Maarat al-Numan returns to life but security and aid remain scarce
The city of Maarat al-Numan in Idlib province was the victim of fierce wave of bombardment carried out by Russian and Syrian warplanes during a seven-month offensive that ended with a ceasefire agreement declared at the end of August 2019. The city was struck by hundreds of shells and rockets killing dozens of civilians and displacing thousands from the city.
Despite the ceasefire violations every now and then, and sporadic bombardment of the city, residents have attempted to return to their city only to be faced with extreme poverty. The situation was exacerbated by humanitarian organizations cutting support to the utilities and education sectors, according to the head of the city local council Bilal Zekra.

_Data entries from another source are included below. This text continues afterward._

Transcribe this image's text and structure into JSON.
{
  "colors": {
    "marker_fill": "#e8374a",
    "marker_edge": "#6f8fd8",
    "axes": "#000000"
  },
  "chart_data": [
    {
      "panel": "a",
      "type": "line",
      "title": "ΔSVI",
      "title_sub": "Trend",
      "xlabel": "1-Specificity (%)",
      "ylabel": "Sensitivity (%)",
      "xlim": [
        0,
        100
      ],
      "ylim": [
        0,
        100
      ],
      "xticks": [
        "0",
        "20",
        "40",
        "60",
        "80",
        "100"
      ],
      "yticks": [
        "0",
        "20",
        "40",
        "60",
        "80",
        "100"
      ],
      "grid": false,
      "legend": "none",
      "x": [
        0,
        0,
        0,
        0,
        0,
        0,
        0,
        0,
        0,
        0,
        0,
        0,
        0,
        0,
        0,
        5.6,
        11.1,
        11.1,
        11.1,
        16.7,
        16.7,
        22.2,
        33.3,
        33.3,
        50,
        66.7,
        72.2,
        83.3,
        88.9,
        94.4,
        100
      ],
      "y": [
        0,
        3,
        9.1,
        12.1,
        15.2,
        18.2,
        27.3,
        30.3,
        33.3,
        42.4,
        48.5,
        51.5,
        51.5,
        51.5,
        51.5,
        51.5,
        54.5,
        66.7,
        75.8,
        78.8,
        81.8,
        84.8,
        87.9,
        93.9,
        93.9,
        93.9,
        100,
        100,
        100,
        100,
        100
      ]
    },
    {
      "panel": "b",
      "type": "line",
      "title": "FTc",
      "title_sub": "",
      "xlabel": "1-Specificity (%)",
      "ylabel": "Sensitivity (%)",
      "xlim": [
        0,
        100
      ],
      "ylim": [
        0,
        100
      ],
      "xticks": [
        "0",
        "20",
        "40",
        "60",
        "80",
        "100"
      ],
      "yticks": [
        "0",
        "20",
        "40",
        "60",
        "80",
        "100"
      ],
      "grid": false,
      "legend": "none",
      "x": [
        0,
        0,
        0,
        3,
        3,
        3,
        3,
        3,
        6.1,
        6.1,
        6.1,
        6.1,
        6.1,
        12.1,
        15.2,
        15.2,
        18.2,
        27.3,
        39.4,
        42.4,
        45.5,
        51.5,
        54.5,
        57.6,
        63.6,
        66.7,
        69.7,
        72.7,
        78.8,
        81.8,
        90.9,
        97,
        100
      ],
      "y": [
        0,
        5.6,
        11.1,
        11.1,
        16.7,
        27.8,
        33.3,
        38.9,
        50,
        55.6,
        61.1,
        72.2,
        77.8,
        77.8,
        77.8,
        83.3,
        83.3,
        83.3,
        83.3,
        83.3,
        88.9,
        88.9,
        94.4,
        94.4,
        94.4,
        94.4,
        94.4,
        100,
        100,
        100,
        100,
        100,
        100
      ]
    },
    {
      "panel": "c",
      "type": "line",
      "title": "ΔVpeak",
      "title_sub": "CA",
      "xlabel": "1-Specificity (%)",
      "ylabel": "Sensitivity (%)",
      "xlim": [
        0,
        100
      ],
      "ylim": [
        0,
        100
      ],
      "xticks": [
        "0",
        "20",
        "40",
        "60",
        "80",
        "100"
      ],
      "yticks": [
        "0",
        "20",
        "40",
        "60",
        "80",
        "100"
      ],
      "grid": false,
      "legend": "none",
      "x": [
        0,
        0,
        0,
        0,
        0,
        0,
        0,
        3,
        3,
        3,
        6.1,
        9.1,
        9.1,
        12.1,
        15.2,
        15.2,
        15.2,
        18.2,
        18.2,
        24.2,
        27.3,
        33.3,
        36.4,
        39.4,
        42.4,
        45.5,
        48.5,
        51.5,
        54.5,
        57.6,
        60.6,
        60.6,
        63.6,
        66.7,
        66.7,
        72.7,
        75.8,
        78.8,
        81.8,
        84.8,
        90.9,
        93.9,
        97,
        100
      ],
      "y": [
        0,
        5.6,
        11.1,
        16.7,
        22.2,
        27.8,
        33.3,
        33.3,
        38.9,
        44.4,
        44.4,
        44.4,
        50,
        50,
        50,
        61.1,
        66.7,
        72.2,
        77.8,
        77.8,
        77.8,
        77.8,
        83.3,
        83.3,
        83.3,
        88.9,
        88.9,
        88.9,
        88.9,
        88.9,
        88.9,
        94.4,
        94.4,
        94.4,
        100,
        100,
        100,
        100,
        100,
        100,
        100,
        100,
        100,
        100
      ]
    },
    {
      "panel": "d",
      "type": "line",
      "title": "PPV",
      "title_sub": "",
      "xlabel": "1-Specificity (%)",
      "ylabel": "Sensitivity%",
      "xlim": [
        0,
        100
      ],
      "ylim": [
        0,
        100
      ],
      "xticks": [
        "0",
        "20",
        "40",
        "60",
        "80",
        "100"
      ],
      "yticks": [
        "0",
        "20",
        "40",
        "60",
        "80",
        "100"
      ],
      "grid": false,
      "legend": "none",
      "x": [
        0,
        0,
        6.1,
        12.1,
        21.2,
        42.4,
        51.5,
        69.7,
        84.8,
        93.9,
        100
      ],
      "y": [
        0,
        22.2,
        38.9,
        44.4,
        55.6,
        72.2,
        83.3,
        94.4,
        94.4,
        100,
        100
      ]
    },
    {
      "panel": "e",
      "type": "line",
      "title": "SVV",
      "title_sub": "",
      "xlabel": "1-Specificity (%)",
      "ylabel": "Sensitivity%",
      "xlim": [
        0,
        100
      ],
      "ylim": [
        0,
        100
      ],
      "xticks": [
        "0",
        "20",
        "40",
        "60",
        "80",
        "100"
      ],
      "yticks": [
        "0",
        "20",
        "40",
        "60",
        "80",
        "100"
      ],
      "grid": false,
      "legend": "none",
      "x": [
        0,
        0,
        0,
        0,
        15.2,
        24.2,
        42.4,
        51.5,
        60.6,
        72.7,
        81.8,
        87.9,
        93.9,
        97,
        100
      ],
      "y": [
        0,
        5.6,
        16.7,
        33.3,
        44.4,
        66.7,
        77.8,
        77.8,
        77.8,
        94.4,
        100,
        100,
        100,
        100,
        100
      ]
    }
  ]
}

Lack of security and stability
The organizations invoked insecurity and instability as the reason for their abrupt suspension of funding to projects and utilities sectors in the city, thus “ignoring the large number of people living there,” according to Zekra.

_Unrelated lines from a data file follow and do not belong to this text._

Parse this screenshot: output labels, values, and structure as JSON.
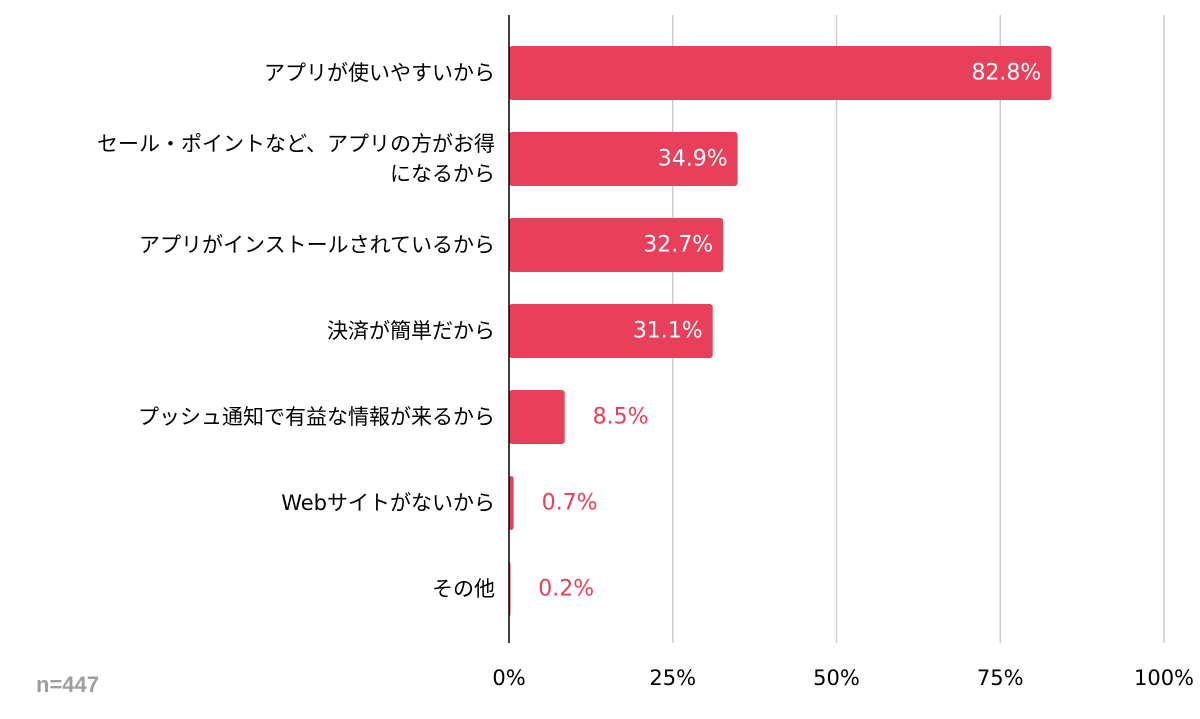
{
  "chart_data": {
    "type": "bar",
    "orientation": "horizontal",
    "categories": [
      [
        "アプリが使いやすいから"
      ],
      [
        "セール・ポイントなど、アプリの方がお得",
        "になるから"
      ],
      [
        "アプリがインストールされているから"
      ],
      [
        "決済が簡単だから"
      ],
      [
        "プッシュ通知で有益な情報が来るから"
      ],
      [
        "Webサイトがないから"
      ],
      [
        "その他"
      ]
    ],
    "values": [
      82.8,
      34.9,
      32.7,
      31.1,
      8.5,
      0.7,
      0.2
    ],
    "value_labels": [
      "82.8%",
      "34.9%",
      "32.7%",
      "31.1%",
      "8.5%",
      "0.7%",
      "0.2%"
    ],
    "x_ticks": [
      0,
      25,
      50,
      75,
      100
    ],
    "x_tick_labels": [
      "0%",
      "25%",
      "50%",
      "75%",
      "100%"
    ],
    "xlim": [
      0,
      100
    ],
    "grid": true,
    "bar_color": "#e8405a",
    "inside_label_color": "#ffffff",
    "outside_label_color": "#e8405a",
    "grid_color": "#cccccc",
    "axis_color": "#000000"
  },
  "footer": {
    "sample_size": "n=447"
  }
}
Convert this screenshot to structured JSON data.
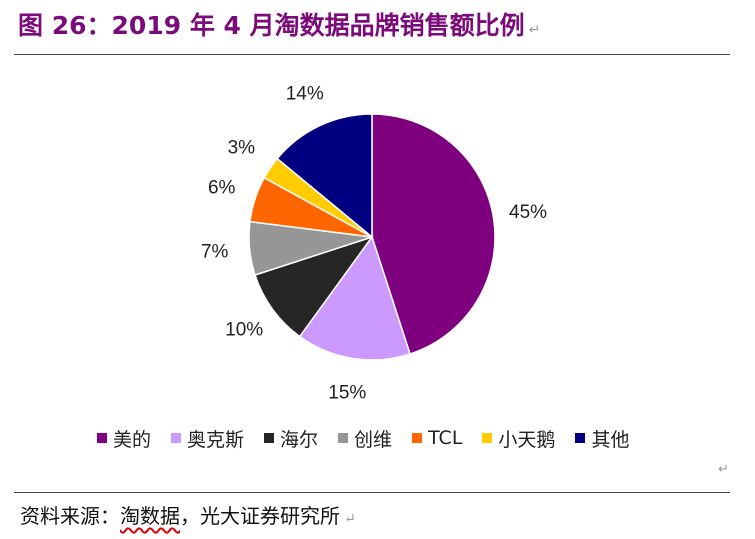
{
  "title": {
    "prefix": "图 ",
    "fig_no": "26",
    "colon": "：",
    "year": "2019",
    "text1": " 年 ",
    "month": "4",
    "text2": " 月淘数据品牌销售额比例"
  },
  "source": {
    "label": "资料来源：",
    "underlined": "淘数据",
    "rest": "，光大证券研究所"
  },
  "chart_data": {
    "type": "pie",
    "title": "2019年4月淘数据品牌销售额比例",
    "unit": "%",
    "start": "12 o'clock, clockwise",
    "slices": [
      {
        "label": "美的",
        "value": 45,
        "value_label": "45%",
        "color": "#7f007f"
      },
      {
        "label": "奥克斯",
        "value": 15,
        "value_label": "15%",
        "color": "#cc99ff"
      },
      {
        "label": "海尔",
        "value": 10,
        "value_label": "10%",
        "color": "#262626"
      },
      {
        "label": "创维",
        "value": 7,
        "value_label": "7%",
        "color": "#969696"
      },
      {
        "label": "TCL",
        "value": 6,
        "value_label": "6%",
        "color": "#ff6600"
      },
      {
        "label": "小天鹅",
        "value": 3,
        "value_label": "3%",
        "color": "#ffcc00"
      },
      {
        "label": "其他",
        "value": 14,
        "value_label": "14%",
        "color": "#000080"
      }
    ],
    "legend_position": "bottom"
  }
}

Maarat al-Numan has a population of 90,000 augmented by 17,500 internally displaced people (IDPs), according to a recent statistic posted by the city’s local council on their Facebook page. The council stated that the reduction of food assistance allocated to the people of the city “would get the local community into a bind over the deprivation of part of the (vulnerable) groups.”
Zekra added that the local council continues to deliver education, health and relief services to the extent possible. This is made even more complicated due to the rising oil prices. This has resulted in a reduction in basic services such as electricity and water. Water tanks are sold at a cost of 2200 Syrian Pounds (SYP – 4.27 USD) while bread is sold at market price.
High living costs
Bahr Nahas, a civic activist, told Enab Baladi, that the high cost of living is the biggest challenge for the people of Maarat al-Numan. He indicated that the average family spends 12,000 SYP (23 USD) on electricity and water per month. According to Lama Saud, a resident, electricity is available only four hours a day, from 6pm to 11pm. “Electricity was previously available for an hour in the day and lasted at night from 6pm to 12pm,” Saud said. The water supply was also badly affected as residents do not have access to water as regularly as before.

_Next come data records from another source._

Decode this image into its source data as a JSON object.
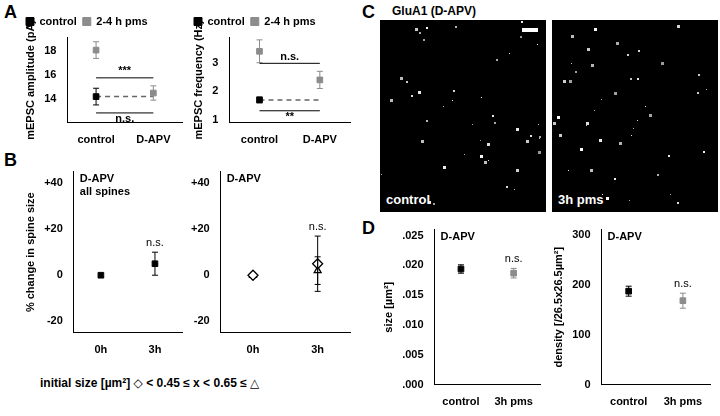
{
  "panel_labels": [
    "A",
    "B",
    "C",
    "D"
  ],
  "image_panel": {
    "title": "GluA1 (D-APV)",
    "images": [
      "control",
      "3h pms"
    ]
  },
  "chart_data": [
    {
      "panel": "A",
      "type": "scatter",
      "categories": [
        "control",
        "D-APV"
      ],
      "y_label": "mEPSC amplitude (pA)",
      "ylim": [
        12,
        19.2
      ],
      "yticks": [
        14,
        16,
        18
      ],
      "legend": "top-left",
      "series": [
        {
          "name": "control",
          "color": "#000000",
          "marker": "square",
          "values": [
            14.2,
            null
          ],
          "errors": [
            0.7,
            null
          ]
        },
        {
          "name": "2-4 h pms",
          "color": "#8c8c8c",
          "marker": "square",
          "values": [
            18.1,
            14.5
          ],
          "errors": [
            0.7,
            0.6
          ]
        }
      ],
      "reference": {
        "value": 14.2,
        "line_style": "dashed"
      },
      "comparisons": [
        {
          "text": "***",
          "from": [
            "2-4 h pms",
            0
          ],
          "to": [
            "2-4 h pms",
            1
          ],
          "side": "above"
        },
        {
          "text": "n.s.",
          "from": [
            "control",
            0
          ],
          "to": [
            "2-4 h pms",
            1
          ],
          "side": "below"
        }
      ]
    },
    {
      "panel": "A",
      "type": "scatter",
      "categories": [
        "control",
        "D-APV"
      ],
      "y_label": "mEPSC frequency (Hz)",
      "ylim": [
        0.9,
        3.9
      ],
      "yticks": [
        1,
        2,
        3
      ],
      "legend": "top-left",
      "series": [
        {
          "name": "control",
          "color": "#000000",
          "marker": "square",
          "values": [
            1.7,
            null
          ],
          "errors": [
            0.1,
            null
          ]
        },
        {
          "name": "2-4 h pms",
          "color": "#8c8c8c",
          "marker": "square",
          "values": [
            3.4,
            2.4
          ],
          "errors": [
            0.4,
            0.3
          ]
        }
      ],
      "reference": {
        "value": 1.7,
        "line_style": "dashed"
      },
      "comparisons": [
        {
          "text": "n.s.",
          "from": [
            "2-4 h pms",
            0
          ],
          "to": [
            "2-4 h pms",
            1
          ],
          "side": "above"
        },
        {
          "text": "**",
          "from": [
            "control",
            0
          ],
          "to": [
            "2-4 h pms",
            1
          ],
          "side": "below"
        }
      ]
    },
    {
      "panel": "B",
      "type": "scatter",
      "title": "D-APV",
      "subtitle": "all spines",
      "categories": [
        "0h",
        "3h"
      ],
      "y_label": "% change in spine size",
      "ylim": [
        -25,
        45
      ],
      "yticks": [
        -20,
        0,
        {
          "value": 20,
          "label": "+20"
        },
        {
          "value": 40,
          "label": "+40"
        }
      ],
      "series": [
        {
          "color": "#000000",
          "marker": "square",
          "values": [
            0,
            5
          ],
          "errors": [
            0,
            5
          ],
          "point_labels": [
            null,
            "n.s."
          ]
        }
      ]
    },
    {
      "panel": "B",
      "type": "scatter",
      "title": "D-APV",
      "categories": [
        "0h",
        "3h"
      ],
      "ylim": [
        -25,
        45
      ],
      "yticks": [
        -20,
        0,
        {
          "value": 20,
          "label": "+20"
        },
        {
          "value": 40,
          "label": "+40"
        }
      ],
      "caption": [
        "initial size [µm²]",
        "◇ < 0.45 ≤ x < 0.65 ≤ △"
      ],
      "series": [
        {
          "color": "#000000",
          "marker": "diamond",
          "values": [
            0,
            5
          ],
          "errors": [
            0,
            12
          ],
          "point_labels": [
            null,
            "n.s."
          ]
        },
        {
          "color": "#000000",
          "marker": "triangle",
          "values": [
            0,
            2
          ],
          "errors": [
            0,
            6
          ]
        }
      ]
    },
    {
      "panel": "D",
      "type": "scatter",
      "title": "D-APV",
      "categories": [
        "control",
        "3h pms"
      ],
      "y_label": "size [µm²]",
      "ylim": [
        0,
        0.026
      ],
      "yticks": [
        {
          "value": 0,
          "label": ".000"
        },
        {
          "value": 0.005,
          "label": ".005"
        },
        {
          "value": 0.01,
          "label": ".010"
        },
        {
          "value": 0.015,
          "label": ".015"
        },
        {
          "value": 0.02,
          "label": ".020"
        },
        {
          "value": 0.025,
          "label": ".025"
        }
      ],
      "marker": "square",
      "colors": [
        "#000000",
        "#8c8c8c"
      ],
      "values": [
        0.0194,
        0.0187
      ],
      "errors": [
        0.0007,
        0.0008
      ],
      "point_labels": [
        null,
        "n.s."
      ]
    },
    {
      "panel": "D",
      "type": "scatter",
      "title": "D-APV",
      "categories": [
        "control",
        "3h pms"
      ],
      "y_label": "density [/26.5x26.5µm²]",
      "ylim": [
        0,
        310
      ],
      "yticks": [
        0,
        100,
        200,
        300
      ],
      "marker": "square",
      "colors": [
        "#000000",
        "#8c8c8c"
      ],
      "values": [
        187,
        168
      ],
      "errors": [
        10,
        15
      ],
      "point_labels": [
        null,
        "n.s."
      ]
    }
  ]
}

According to Nahas the funding cuts to schools—except for two schools supported by Syria Relief—is another one of the challenges facing people. He added that teachers work at schools on a voluntary basis.
Lama Saud, herself a student in the Faculty of Education at the Free Aleppo University, said that the funding cuts are not limited to schools but extend to faculties of education and sharia. Indeed, the so-called Salvation Government (SG) in Idlib, is working on transferring the Faculty of Education and Sharia from Maarat al-Numan to Idlib city as a result of bombardment and displacement.
According to the latest report of the United Nations Office for the Coordination of Humanitarian Affairs (OCHA), issued on 8 October, the escalation of violence in northwest Syria increases funding requirements to 242.8 million USD in order to meet the needs of the 1.1 million people in the region. The report pointed out that the shortfall in current funding is accompanied by increasing emergency needs.